Los primeros años, Petra y su hermano vivieron en la casa del esposo de una de sus tías. Era un profesor que con engaños se llevó a su tía a vivir con él a Tlapa. Con su hermano dormía en un pedazo de cartón en el piso de tierra de un cuarto que compartían con dos de sus tíos —hermanos de su mamá— y otra de sus primas.

Sin trabajo, pasó días sin comer.

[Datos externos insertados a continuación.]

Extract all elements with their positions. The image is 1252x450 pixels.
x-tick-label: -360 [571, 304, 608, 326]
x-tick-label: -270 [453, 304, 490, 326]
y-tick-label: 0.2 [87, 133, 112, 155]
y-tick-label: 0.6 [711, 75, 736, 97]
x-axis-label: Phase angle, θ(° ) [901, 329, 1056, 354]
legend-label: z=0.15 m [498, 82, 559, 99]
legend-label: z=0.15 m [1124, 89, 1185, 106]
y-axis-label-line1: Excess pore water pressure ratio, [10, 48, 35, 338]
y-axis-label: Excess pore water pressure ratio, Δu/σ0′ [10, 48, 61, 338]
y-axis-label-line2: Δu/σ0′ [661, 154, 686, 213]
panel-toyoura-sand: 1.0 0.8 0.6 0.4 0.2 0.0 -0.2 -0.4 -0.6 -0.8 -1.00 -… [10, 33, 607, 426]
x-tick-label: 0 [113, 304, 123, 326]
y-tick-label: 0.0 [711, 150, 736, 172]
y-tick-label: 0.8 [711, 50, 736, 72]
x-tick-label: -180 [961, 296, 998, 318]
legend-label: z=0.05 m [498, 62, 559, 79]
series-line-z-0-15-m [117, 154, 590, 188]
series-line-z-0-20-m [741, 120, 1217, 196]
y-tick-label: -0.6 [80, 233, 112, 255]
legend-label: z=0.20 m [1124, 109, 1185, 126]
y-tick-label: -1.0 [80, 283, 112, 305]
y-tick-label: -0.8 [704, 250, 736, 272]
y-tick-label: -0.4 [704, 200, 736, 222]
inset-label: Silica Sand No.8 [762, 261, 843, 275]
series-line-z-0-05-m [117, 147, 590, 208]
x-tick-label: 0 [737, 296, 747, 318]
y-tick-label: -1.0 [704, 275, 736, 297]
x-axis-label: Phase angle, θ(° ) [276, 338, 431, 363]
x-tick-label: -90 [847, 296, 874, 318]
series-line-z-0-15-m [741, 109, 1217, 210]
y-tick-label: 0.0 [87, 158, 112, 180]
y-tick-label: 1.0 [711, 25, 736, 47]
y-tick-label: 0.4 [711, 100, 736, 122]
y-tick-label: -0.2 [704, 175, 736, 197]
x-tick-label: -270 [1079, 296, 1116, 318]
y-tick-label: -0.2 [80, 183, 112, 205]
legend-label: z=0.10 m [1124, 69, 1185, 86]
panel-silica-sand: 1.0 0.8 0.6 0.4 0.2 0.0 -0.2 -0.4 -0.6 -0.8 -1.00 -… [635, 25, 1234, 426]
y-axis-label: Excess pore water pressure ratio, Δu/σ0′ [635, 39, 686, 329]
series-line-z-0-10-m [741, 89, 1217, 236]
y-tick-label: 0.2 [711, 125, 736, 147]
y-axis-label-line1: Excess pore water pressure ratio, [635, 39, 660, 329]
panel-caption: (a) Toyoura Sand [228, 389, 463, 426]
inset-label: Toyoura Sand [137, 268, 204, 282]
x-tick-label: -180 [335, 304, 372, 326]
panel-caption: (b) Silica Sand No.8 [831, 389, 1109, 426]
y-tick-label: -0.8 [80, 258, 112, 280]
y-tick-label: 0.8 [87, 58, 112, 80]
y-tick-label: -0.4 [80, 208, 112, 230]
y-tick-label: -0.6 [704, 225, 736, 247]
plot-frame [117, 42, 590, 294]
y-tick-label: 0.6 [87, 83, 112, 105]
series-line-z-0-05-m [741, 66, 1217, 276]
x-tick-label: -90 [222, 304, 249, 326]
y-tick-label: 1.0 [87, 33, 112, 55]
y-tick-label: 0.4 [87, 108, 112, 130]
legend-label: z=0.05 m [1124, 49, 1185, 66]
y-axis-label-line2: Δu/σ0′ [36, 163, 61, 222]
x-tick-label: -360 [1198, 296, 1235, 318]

Recorría el cauce del río El Jale buscando sobras.

“Comíamos los pedazos de verdura que había tirados, arroz, a veces pasamos hasta tres días sin comer”.

Poco después encontró un trabajo en una casa haciendo el aseo; le pagaban 50 pesos al mes y, de éstos, cada semana le daban 15 pesos. En ese momento, Petra sintió un alivio y que las cosas mejoraban.

Pero en el cuarto donde vivían, vinieron los maltratos: sus tíos intentaron violarla. Lo intentaban cuando no estaba su hermano. Se defendía para impedirlo, pero al final la golpeaban. “Nos ponían a pelear y a la que perdía la castigaban. Ellos apostaban. Al que perdía le daban de beber. Yo nunca perdí, no sé de dónde sacaba fuerza, muchas veces me salvé, eran peleas callejeras sin reglas”.

Dejó el cuarto y el trabajo y se fue a vivir con una familia para cuidar a un niño.

Perdón, pero no olvido

—¿Has hablado con tu papá de lo que te hizo?

“No hace mucho hablamos de eso, pero no me contesta, se queda callado. Lo único que me dijo, llorando, fue: ‘Hija, yo sé que te duele lo que hice, pero ya lo hice’. Fue lo único. He intentado (…) hablar con él, pero sólo se agacha y no dice nada. La última vez salimos al campo en Alcozauca a recoger ocote, leña, y ahí platicamos. Lo hago porque el sicólogo me recomendó hablar con él para sanar esa herida”.